Letzteres ist eine gute Massnahme, wenn Sie zu verstopften Talgdrüsen am Augenlid und damit zu Entzündungen neigen. Das Talgsekret wird so flüssiger. Expert:innen empfehlen, als Prophylaxe über längere Zeit Leinölkapseln einzunehmen.
Wann sollte man zum Augenarzt?
Grundsätzlich sei ein Gerstenkorn nichts Gefährliches, sagt Ärztin Lortz. Hingegen sollte man ärztliche Hilfe aufsuchen, wenn die Schwellung am Augenlid nach mehreren Tagen nicht abklingt, wenn die Schmerzen zunehmen oder weitere Krankheitssymptome dazu kommen.
Mediziner:innen verschreiben in erster Linie antibiotische Augentropfen und Salben. Diese stoppen die Entzündung und sorgen dafür, dass das Gerstenkorn abheilt.

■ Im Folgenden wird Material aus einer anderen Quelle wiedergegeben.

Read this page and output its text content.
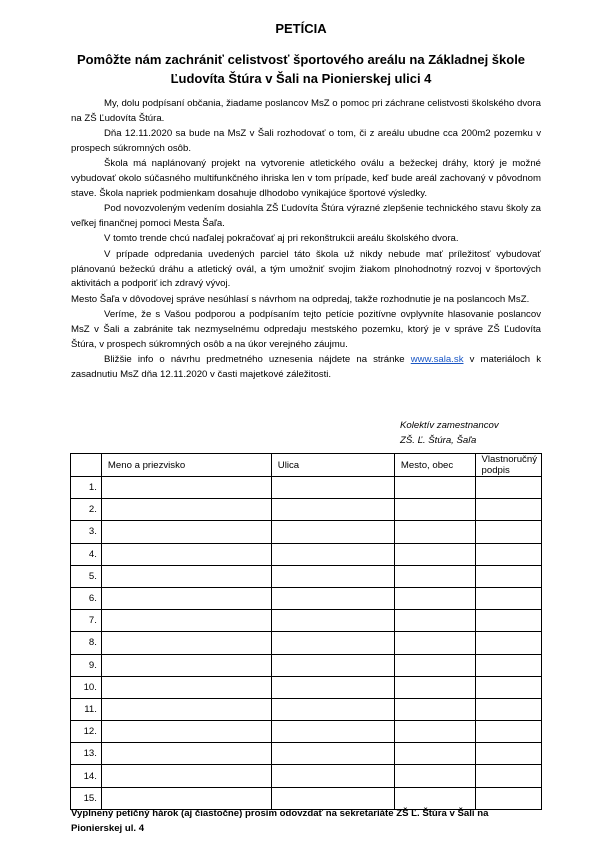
PETÍCIA
Pomôžte nám zachrániť celistvosť športového areálu na Základnej škole
Ľudovíta Štúra v Šali na Pionierskej ulici 4

My, dolu podpísaní občania, žiadame poslancov MsZ o pomoc pri záchrane celistvosti školského dvora na ZŠ Ľudovíta Štúra.

Dňa 12.11.2020 sa bude na MsZ v Šali rozhodovať o tom, či z areálu ubudne cca 200m2 pozemku v prospech súkromných osôb.

Škola má naplánovaný projekt na vytvorenie atletického oválu a bežeckej dráhy, ktorý je možné vybudovať okolo súčasného multifunkčného ihriska len v tom prípade, keď bude areál zachovaný v pôvodnom stave. Škola napriek podmienkam dosahuje dlhodobo vynikajúce športové výsledky.

Pod novozvoleným vedením dosiahla ZŠ Ľudovíta Štúra výrazné zlepšenie technického stavu školy za veľkej finančnej pomoci Mesta Šaľa.

V tomto trende chcú naďalej pokračovať aj pri rekonštrukcii areálu školského dvora.

V prípade odpredania uvedených parciel táto škola už nikdy nebude mať príležitosť vybudovať plánovanú bežeckú dráhu a atletický ovál, a tým umožniť svojim žiakom plnohodnotný rozvoj v športových aktivitách a podporiť ich zdravý vývoj.

Mesto Šaľa v dôvodovej správe nesúhlasí s návrhom na odpredaj, takže rozhodnutie je na poslancoch MsZ.

Veríme, že s Vašou podporou a podpísaním tejto petície pozitívne ovplyvníte hlasovanie poslancov MsZ v Šali a zabránite tak nezmyselnému odpredaju mestského pozemku, ktorý je v správe ZŠ Ľudovíta Štúra, v prospech súkromných osôb a na úkor verejného záujmu.

Bližšie info o návrhu predmetného uznesenia nájdete na stránke www.sala.sk v materiáloch k zasadnutiu MsZ dňa 12.11.2020 v časti majetkové záležitosti.

Kolektív zamestnancov
ZŠ. Ľ. Štúra, Šaľa
	Meno a priezvisko	Ulica	Mesto, obec	Vlastnoručný podpis
1.				
2.				
3.				
4.				
5.				
6.				
7.				
8.				
9.				
10.				
11.				
12.				
13.				
14.				
15.				
Vyplnený petičný hárok (aj čiastočne) prosím odovzdať na sekretariáte ZŠ Ľ. Štúra v Šali na
Pionierskej ul. 4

In seltenen Fällen bildet sich ein grosser Abszess. Dann muss das Gerstenkorn in der akuten Phase unter lokaler Betäubung entlastet werden. Das komme aber selten vor, sagt Lortz.
Gerstenkorn ausdrücken: Geht das?
«Wir empfehlen, das Augenlid sanft zu massieren – und so etwas Druck aufzusetzen, damit sich der Knoten öffnen kann», sagt Lortz. Die Hände dafür unbedingt vorher waschen und ein frisches Taschentuch verwenden.
Verlauf: Wie lange dauert ein Gerstenkorn?
Ein Gerstenkorn heilt in der Regel von allein innerhalb von ein bis zwei Wochen aus. Ist das nicht der Fall, sollten Betroffene ärztliche Unterstützung suchen.
Versuchen Sie während dieser Zeit, das Auge so weit wie möglich in Ruhe zu lassen und nicht ständig mit den Händen ans Auge zu fassen. Das kann sonst die Heilung verzögern.
Chronische oder immer wiederkehrende Leiden
Wer immer wieder oder chronisch an einer Entzündung am Augenlid leidet, für den kann die Augenpflege in der Arztpraxis unter Umständen hilfreich sein. «Wir arbeiten in solchen Fällen mit der Lichtpuls-Therapie», sagt Augenärztin Lortz.
Die sogenannte IPL-Therapie eignet sich, um die Funktion der Lidranddrüsen zu verbessern. Ist diese gestört, ist der Tränenfilm auf dem Auge entweder instabil, läuft immer wieder ab (Tränen) oder verdunstet zu früh (Augenbrennen). Dies führt zu einer Reizung und Entzündung der Bindehaut.
Am meisten, so schreiben Expert:innen, profitierten Patient:innen von der IPL-Therapie, die unter der Hautkrankheit Rosazea leiden und in diesem Zusammenhang eine chronische Lidranddrüsenunterfunktion und Lidrandentzündung haben.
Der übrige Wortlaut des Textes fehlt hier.